In a game with two equal teams, the home team wins any game with probability $p>\frac12$. In a best of three playoff series, a team with a home advantage has play at home, followed by a game away, followed by a home play if necessary. The series is over as soon as one team wins two games.
What is $P[T]$, the probability that the team with home advantage wins the series? Prove that $P[T]>p$ for all $p>\frac12$.
In the first sentence, I think there's a typo. I think it meant to say $p=\frac12$ (I don't know how you can get a number as your answer if its not equal to $\frac12$)

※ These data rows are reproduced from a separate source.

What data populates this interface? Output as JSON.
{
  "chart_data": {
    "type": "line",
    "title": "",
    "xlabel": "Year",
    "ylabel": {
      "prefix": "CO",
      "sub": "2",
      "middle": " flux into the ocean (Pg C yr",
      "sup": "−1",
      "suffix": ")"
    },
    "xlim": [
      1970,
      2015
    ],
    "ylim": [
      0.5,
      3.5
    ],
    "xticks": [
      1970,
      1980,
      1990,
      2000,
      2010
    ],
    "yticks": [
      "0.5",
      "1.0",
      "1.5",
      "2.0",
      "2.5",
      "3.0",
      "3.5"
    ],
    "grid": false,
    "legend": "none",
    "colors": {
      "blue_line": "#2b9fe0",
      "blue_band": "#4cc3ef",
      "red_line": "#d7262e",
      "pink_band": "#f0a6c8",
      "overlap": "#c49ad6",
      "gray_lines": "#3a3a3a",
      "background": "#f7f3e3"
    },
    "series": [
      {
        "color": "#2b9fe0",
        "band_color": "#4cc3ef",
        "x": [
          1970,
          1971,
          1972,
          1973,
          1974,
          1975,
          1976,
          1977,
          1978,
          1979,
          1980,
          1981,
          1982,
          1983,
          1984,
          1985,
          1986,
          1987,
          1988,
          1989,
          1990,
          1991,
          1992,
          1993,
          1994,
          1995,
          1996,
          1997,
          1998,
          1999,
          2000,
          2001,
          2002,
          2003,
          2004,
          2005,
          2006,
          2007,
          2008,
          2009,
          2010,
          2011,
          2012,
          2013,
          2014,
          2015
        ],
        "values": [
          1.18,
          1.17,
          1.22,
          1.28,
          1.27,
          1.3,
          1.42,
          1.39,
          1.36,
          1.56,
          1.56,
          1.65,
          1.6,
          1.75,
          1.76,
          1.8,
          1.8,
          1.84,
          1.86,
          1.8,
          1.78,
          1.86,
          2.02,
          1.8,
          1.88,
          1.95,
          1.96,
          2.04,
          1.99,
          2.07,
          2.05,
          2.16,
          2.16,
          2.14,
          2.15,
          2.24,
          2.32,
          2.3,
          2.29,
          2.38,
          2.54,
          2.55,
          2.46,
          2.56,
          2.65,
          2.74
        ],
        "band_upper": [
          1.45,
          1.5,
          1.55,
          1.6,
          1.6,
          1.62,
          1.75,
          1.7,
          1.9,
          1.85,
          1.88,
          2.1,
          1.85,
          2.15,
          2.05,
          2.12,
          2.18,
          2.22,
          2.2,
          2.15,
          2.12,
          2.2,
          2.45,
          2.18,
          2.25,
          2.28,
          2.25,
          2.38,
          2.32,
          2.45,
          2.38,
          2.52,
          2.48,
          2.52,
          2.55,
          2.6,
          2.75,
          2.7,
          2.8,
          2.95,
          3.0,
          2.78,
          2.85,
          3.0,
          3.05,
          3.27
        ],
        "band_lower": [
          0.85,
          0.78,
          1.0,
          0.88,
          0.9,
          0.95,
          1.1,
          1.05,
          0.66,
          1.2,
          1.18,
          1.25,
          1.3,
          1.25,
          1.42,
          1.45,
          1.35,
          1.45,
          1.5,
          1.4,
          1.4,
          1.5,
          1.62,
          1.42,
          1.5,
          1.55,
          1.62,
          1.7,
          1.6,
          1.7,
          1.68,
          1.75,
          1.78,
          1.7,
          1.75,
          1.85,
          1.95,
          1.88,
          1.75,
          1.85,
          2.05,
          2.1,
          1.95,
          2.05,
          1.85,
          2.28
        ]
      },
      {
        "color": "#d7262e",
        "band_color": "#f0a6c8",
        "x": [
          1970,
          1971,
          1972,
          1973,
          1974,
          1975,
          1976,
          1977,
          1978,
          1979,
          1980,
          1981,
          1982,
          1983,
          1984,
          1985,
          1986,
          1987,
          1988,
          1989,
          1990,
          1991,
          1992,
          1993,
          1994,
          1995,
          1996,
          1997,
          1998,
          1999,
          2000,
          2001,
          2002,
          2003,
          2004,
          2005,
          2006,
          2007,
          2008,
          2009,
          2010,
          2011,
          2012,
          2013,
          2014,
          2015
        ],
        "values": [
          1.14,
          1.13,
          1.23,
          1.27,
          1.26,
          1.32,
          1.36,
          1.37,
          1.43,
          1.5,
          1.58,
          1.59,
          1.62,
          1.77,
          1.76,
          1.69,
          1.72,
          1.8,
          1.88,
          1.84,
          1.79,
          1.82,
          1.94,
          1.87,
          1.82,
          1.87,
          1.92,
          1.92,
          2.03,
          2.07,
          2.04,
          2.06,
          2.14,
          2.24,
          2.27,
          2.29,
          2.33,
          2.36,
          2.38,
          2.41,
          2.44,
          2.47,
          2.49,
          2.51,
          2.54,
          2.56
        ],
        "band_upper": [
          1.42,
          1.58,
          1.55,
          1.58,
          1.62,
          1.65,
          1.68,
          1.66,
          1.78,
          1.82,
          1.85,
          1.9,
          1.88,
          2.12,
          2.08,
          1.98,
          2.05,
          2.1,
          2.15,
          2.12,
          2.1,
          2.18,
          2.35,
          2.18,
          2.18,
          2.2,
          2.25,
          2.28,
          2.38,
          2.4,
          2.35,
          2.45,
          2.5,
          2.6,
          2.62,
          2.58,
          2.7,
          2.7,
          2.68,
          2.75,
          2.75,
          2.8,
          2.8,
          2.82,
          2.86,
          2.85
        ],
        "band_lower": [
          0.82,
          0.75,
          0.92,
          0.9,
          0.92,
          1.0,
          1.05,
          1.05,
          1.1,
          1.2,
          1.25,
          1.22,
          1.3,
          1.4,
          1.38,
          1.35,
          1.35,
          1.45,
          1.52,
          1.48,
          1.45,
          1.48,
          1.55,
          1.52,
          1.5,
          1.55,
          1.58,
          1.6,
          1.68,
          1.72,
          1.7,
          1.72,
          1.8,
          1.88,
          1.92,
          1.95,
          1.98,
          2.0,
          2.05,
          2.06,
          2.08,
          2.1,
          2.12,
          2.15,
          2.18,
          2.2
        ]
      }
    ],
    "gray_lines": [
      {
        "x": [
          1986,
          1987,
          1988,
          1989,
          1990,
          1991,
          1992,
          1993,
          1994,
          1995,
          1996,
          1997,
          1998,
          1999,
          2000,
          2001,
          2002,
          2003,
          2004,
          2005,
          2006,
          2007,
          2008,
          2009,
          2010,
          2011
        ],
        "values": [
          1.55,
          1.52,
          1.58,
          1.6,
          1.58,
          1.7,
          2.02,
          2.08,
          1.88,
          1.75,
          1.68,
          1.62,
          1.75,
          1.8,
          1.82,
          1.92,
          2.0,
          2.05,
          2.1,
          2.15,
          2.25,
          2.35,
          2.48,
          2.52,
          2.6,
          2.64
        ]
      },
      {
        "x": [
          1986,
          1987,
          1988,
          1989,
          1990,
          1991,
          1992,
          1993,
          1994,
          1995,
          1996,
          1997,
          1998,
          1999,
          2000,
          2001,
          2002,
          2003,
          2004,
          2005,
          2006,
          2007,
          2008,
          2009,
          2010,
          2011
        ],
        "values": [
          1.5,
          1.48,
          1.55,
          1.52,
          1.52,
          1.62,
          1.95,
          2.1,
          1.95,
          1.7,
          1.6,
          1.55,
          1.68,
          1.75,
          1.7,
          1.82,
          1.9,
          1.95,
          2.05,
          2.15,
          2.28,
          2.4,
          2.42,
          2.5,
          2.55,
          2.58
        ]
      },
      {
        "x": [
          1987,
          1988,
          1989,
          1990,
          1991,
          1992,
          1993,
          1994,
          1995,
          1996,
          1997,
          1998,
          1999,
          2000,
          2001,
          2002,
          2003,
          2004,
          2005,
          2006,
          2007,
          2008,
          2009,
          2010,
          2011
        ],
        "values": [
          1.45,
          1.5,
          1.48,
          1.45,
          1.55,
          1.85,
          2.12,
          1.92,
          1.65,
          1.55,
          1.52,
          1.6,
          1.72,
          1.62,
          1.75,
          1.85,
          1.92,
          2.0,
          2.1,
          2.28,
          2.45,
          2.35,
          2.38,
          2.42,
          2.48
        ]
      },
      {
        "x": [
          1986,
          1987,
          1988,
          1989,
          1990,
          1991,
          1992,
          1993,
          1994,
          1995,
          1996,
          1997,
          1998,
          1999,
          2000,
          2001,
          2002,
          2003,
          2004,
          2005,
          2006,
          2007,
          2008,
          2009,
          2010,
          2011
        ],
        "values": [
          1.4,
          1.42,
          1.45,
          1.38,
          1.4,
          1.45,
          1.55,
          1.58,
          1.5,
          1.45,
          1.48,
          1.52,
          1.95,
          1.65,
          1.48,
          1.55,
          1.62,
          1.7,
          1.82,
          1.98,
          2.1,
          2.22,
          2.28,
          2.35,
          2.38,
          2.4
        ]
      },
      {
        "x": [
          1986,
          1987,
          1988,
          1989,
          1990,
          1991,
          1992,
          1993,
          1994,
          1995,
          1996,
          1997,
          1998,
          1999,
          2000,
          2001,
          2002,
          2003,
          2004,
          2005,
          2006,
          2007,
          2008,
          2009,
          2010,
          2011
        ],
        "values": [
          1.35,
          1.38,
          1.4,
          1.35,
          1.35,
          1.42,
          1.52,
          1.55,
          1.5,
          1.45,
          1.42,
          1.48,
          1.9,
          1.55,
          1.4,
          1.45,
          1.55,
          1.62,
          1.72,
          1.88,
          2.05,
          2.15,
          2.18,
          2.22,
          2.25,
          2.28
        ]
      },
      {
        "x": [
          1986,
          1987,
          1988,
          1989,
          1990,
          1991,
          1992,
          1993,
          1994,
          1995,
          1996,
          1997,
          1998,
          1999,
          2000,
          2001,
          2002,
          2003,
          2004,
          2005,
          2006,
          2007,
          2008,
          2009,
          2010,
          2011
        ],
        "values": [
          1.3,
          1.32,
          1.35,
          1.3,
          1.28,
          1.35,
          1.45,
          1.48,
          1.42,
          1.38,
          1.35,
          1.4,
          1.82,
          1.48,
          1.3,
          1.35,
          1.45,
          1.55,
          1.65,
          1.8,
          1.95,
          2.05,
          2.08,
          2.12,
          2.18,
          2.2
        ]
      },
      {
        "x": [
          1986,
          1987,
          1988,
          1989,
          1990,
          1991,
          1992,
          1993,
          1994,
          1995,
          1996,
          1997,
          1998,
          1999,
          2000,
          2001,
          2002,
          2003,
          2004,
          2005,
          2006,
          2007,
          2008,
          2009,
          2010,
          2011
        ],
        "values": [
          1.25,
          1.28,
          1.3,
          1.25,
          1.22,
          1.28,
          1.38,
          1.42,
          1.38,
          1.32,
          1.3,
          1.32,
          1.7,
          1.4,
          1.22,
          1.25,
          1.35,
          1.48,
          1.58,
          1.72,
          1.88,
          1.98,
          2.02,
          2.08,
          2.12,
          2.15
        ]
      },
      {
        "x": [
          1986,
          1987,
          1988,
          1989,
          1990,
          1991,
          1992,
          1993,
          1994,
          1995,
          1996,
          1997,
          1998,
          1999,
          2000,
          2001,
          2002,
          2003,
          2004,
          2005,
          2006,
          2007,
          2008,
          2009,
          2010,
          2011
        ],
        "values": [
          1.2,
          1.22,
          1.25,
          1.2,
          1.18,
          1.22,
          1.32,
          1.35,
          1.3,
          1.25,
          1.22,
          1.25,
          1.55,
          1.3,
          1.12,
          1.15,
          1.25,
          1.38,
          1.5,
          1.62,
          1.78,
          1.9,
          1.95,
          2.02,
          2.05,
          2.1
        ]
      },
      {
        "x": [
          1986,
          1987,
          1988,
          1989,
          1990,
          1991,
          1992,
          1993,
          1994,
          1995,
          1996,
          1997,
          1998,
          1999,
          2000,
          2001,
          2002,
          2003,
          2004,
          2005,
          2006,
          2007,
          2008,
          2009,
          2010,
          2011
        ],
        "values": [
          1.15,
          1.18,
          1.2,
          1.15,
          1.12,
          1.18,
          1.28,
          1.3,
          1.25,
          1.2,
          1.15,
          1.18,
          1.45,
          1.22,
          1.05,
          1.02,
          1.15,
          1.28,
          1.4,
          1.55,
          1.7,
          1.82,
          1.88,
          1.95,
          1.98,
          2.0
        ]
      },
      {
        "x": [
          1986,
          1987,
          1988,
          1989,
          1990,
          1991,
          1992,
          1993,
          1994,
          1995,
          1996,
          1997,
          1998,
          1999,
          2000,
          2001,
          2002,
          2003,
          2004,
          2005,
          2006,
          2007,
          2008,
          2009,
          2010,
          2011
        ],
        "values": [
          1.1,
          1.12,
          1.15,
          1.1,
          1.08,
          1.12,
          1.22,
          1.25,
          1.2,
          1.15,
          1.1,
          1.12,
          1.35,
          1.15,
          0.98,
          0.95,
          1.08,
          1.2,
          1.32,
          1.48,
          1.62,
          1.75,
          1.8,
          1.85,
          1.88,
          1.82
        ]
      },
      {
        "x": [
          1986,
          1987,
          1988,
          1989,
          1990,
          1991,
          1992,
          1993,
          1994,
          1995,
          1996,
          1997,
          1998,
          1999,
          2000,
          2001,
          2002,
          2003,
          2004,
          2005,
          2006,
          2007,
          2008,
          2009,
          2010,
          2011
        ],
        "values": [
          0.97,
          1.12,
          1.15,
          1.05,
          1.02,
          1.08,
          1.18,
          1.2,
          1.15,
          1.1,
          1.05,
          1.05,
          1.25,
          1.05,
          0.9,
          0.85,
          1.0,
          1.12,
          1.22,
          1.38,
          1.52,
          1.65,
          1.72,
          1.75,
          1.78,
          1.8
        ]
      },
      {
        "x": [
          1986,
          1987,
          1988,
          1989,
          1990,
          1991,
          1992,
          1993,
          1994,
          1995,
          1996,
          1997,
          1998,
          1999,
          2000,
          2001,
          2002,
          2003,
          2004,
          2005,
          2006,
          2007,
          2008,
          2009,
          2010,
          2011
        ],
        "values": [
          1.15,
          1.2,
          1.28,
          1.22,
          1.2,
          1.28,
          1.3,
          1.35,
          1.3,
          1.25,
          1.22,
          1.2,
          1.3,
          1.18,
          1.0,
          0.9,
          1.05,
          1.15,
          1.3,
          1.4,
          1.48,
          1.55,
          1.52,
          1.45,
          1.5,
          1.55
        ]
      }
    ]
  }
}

I drew a tree diagram as shown below, and calculated the probability that Team A wins.
$.5^2 + .5^3 + .5^3 = .5$
Best Answer
This is not a typo. $p$ is a variable and you are supposed to include it in your answer.
There are three sequences of results leading to the home advantage team winning, as you found out: WW ($p(1-p)$), WLW ($p^3$) and LWW ($(1-p)^2p$). Thus $$P[T]=p(1-p)+p(1-p)^2+p^3=(p-p^2)(2-p)+p^3=2p-3p^2+2p^3=p(2-3p+2p^2)$$ and if $p=\frac12+d$ with $d>0$ $$P[T]=p\left(2-3\left(\frac12+d\right)+2\left(\frac12+d\right)^2\right)$$ $$=p\left(2d^2-d+1\right)$$ $$=p\left(1+d(2d-1)\right)<p$$ where the last inequality is because $2d-1<0$ for $0<d<\frac12$. Indeed, the inequality is reversed compared to what is printed: conversely, $P[T]>p$ when $p<\frac12$.